Heterogeneous gene network estimation for single-cell transcriptomic data via a joint regularized deep neural network
Jingyuan Yang, Tao Li, Tianyi Wang, Shuangge Ma, Mengyun Wu
TL;DR
Single-cell gene network estimation faces cellular heterogeneity and dropout (zero inflation). The authors propose JRDNN-KM—a joint regularized deep neural network with Mahalanobis-distance-based K-means—to simultaneously estimate networks for $K$ subgroups and identify subgroup labels. The framework uses a zero-inflated conditional Gaussian model with nonlinear gene-gene relationships via a neural-network function, includes both homogeneous and subgroup-specific hidden neurons, and imposes sparsity and cross-subgroup similarity penalties.
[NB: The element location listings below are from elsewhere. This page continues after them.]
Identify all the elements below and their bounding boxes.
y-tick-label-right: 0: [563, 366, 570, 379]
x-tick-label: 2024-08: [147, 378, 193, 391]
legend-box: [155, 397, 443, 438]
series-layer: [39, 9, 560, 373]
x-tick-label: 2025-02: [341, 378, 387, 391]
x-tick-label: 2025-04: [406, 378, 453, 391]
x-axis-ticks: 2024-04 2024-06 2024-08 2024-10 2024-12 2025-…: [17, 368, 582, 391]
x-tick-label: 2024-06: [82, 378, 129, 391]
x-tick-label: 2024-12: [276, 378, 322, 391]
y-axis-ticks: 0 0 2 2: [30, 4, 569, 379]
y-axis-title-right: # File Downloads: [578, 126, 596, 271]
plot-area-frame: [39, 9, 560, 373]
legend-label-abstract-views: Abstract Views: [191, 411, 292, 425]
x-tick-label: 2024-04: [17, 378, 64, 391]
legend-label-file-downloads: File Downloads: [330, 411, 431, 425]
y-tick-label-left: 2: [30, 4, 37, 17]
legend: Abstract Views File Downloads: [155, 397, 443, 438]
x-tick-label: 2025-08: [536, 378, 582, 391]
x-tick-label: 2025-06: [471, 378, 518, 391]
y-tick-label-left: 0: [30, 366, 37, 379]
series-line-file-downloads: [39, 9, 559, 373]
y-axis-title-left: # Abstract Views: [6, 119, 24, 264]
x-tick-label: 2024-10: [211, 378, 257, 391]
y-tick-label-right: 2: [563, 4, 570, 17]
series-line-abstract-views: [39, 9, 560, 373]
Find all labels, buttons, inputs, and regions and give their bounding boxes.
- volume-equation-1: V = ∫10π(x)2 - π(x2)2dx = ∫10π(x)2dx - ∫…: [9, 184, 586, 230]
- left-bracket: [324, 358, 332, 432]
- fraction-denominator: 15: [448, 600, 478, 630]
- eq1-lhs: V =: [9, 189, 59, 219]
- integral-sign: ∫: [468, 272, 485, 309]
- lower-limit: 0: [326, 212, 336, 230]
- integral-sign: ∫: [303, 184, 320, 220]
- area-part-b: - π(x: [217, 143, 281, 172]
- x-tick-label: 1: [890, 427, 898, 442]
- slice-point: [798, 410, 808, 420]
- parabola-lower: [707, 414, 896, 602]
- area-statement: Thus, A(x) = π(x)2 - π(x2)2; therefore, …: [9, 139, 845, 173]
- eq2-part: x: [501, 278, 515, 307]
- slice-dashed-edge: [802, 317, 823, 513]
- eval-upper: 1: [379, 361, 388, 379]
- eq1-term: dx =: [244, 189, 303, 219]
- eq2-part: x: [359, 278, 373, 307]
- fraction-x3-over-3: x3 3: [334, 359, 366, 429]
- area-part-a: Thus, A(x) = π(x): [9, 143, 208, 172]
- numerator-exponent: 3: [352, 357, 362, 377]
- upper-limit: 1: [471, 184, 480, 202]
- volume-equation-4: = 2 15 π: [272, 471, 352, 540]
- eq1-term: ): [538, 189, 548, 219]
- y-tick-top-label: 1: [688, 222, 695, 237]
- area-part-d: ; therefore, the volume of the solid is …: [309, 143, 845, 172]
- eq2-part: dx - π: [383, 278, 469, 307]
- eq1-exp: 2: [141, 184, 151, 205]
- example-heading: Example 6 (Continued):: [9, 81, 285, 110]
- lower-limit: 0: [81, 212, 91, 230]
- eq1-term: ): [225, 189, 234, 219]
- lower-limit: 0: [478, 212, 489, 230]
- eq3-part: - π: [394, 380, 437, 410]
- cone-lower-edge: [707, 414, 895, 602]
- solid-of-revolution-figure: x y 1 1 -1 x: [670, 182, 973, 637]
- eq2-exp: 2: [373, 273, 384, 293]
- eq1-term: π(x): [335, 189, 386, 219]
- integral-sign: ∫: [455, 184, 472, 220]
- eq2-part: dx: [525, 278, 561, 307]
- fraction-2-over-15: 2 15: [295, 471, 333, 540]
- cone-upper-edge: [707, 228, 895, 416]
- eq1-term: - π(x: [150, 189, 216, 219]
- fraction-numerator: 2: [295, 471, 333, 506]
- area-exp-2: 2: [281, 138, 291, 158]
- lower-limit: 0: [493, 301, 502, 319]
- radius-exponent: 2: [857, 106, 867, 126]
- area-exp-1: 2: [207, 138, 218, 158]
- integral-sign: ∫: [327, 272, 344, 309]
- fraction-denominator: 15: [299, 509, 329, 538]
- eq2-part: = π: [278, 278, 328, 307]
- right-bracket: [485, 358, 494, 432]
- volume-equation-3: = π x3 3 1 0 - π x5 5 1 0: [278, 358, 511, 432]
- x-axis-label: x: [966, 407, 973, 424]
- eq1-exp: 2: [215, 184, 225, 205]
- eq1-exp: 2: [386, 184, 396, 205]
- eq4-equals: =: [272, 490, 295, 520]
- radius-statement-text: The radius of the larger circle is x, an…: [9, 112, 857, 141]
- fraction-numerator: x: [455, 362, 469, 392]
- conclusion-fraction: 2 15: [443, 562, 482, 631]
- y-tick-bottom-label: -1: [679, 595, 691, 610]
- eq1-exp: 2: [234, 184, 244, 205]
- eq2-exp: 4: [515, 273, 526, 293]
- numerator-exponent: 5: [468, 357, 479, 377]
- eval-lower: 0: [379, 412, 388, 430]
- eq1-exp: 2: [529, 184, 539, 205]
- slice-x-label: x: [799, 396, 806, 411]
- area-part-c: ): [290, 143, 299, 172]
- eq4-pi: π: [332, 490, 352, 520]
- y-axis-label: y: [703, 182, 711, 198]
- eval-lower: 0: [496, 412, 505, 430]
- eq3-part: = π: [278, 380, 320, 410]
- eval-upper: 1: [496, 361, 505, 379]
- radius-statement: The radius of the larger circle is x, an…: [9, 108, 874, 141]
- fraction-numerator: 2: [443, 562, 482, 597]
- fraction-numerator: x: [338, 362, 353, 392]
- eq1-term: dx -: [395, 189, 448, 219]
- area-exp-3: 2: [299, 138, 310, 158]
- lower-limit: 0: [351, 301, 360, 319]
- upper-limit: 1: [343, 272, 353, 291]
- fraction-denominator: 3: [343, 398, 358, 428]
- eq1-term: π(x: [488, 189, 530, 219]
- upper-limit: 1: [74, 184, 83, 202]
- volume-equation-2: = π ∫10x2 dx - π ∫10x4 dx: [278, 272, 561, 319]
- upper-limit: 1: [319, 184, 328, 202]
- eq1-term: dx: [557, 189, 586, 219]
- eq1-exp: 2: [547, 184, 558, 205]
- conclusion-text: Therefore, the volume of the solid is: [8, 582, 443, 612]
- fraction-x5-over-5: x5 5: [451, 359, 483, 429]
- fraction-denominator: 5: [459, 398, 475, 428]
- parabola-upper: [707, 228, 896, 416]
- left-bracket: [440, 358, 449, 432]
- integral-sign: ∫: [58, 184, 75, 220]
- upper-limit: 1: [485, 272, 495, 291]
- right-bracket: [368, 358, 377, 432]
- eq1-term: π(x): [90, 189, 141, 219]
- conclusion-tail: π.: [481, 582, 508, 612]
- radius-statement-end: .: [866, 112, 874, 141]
Applied to five real datasets and application-based simulations, it achieves superior subgroup identification and edge recovery, reveals hub genes and GO-enriched modules, and demonstrates robustness and interpretability. The approach advances heterogeneous network estimation for single-cell data and provides accessible code for broader use.
Abstract
Estimation of intracellular gene networks has been a critical component of single-cell transcriptomic data analysis, which can provide crucial insights into the complex interplay between genes, facilitating the discovery of the biological basis of human life at single-cell resolution. Despite notable achievements, existing methodologies often falter in their practicality, primarily due to their narrow focus on simplistic linear relationships and inadequate handling of cellular heterogeneity. To bridge these gaps, we propose a joint regularized deep neural network method incorporating Mahalanobis distance-based K-means clustering (JRDNN-KM) to estimate multiple networks for various cell subgroups simultaneously, accounting for both unknown cellular heterogeneity and zero inflation, and, more importantly, complex nonlinear relationships among genes. We introduce an innovative selection layer for network construction, along with hidden layers that include both shared and subgroup-specific neurons, to capture common patterns and subgroup-specific variations across networks. Applied to real single-cell transcriptomic data from multiple tissues and species, JRDNN-KM demonstrates higher accuracy and biological interpretability in network estimation, and more accurately identifies cell subgroups compared to current state-of-the-art methods.Building on network construction, we further find hub genes with important biological implications and modules with statistical enrichment of biological processes.